Par Denis CHAUMIER

Depuis qu’Arsène Wenger, directeur du développement du football mondial au sein de la FIFA, a élaboré un projet pour l’organisation d’une Coupe du monde tous les deux ans pour les équipes masculines et féminines dès 2028, la planète foot est en ébullition.

Pour la FIFA, l’objectif serait d’offrir plus d’opportunités à de nombreuses nations de se qualifier, et d’accentuer le développement du football partout dans le monde. Appuyée par les confédérations asiatique, africaine et nord-américaine, elle souhaitait profiter de l’occasion pour accélérer la refonte du calendrier international et entériner une proposition qui, selon elle, était soutenue par une majorité de supporteurs.

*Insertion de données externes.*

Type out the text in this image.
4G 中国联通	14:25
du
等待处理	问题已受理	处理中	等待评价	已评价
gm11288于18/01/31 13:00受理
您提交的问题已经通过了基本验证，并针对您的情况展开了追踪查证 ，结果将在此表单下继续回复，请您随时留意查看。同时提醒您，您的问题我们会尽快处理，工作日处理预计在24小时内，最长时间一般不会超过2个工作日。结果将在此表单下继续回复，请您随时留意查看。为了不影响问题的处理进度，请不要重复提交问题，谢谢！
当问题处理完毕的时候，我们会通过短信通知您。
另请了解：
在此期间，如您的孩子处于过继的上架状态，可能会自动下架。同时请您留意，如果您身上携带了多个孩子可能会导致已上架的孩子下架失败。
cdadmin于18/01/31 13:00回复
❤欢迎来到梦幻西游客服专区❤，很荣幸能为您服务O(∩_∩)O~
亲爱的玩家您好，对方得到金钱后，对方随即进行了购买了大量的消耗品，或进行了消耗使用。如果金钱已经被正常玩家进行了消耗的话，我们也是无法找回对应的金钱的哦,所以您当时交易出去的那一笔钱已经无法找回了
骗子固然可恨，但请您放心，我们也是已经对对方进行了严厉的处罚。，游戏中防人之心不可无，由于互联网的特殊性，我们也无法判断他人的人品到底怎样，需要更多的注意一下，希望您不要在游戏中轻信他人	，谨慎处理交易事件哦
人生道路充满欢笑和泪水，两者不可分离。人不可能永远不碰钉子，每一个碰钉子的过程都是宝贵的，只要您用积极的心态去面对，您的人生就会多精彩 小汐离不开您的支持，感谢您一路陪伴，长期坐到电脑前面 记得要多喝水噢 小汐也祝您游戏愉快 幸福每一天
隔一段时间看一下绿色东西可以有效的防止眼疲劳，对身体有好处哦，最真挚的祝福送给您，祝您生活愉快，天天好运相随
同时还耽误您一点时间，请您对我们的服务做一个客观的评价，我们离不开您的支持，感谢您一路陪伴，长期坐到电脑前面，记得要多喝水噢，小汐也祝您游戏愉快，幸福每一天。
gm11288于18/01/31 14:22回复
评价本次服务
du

Cette précipitation était (aussi et surtout) fondée sur une réalité commerciale : la Coupe du monde étant le joyau de la couronne avec, par exemple, 4,6 Md€ de revenus pour le Mondial 2018 (soit 83 % des recettes de l’instance sur la période 2015-2018), l’installer tous les deux ans reviendrait à multiplier par deux ses revenus, et à augmenter sa valeur économique, fût-ce au détriment de sa valeur symbolique et au prix de sa banalisation.

C’était sans compter sur une levée de boucliers partie des rangs européens pour atteindre les pays sud-américains, eux aussi fermement opposés à ce qu’ils qualifient de « bombe », qui saperait la valeur des équipes nationales, affecterait leur visibilité et cannibaliserait le poids des tournois existants.

Du coup, la FIFA se voit contrainte de reculer et, alors qu’elle pensait pouvoir clore l’affaire avant la fin de l’année, sans réelle consultation, elle a décidé de convoquer les 211 fédérations nationales membres en visioconférence le lundi 20 décembre prochain, une réunion qui ne débouchera sur aucun vote. Ce qui ressemble fort à un premier coup d’arrêt pour une réforme très controversée.

Les reproches qui lui sont adressés ? Ils sont multiples : la perte d’identité d’une Coupe du monde qui reviendrait trop vite sur le devant de la scène ; la crainte d’une usure physique et mentale des joueurs, voire la mise en danger de leur santé, lors des phases finales ; et la saturation que provoquerait cette course incessante au gigantisme (rappelons que la Coupe du monde passera à 48 équipes lors de l’édition 2026) et à l’inflation des compétitions.
A quoi il convient d’ajouter les dégâts collatéraux que pourraient subir d’autres événements sportifs majeurs, les dirigeants du Comité International Olympique et de l’Union Cycliste Internationale ayant vivement réagi dans ce sens.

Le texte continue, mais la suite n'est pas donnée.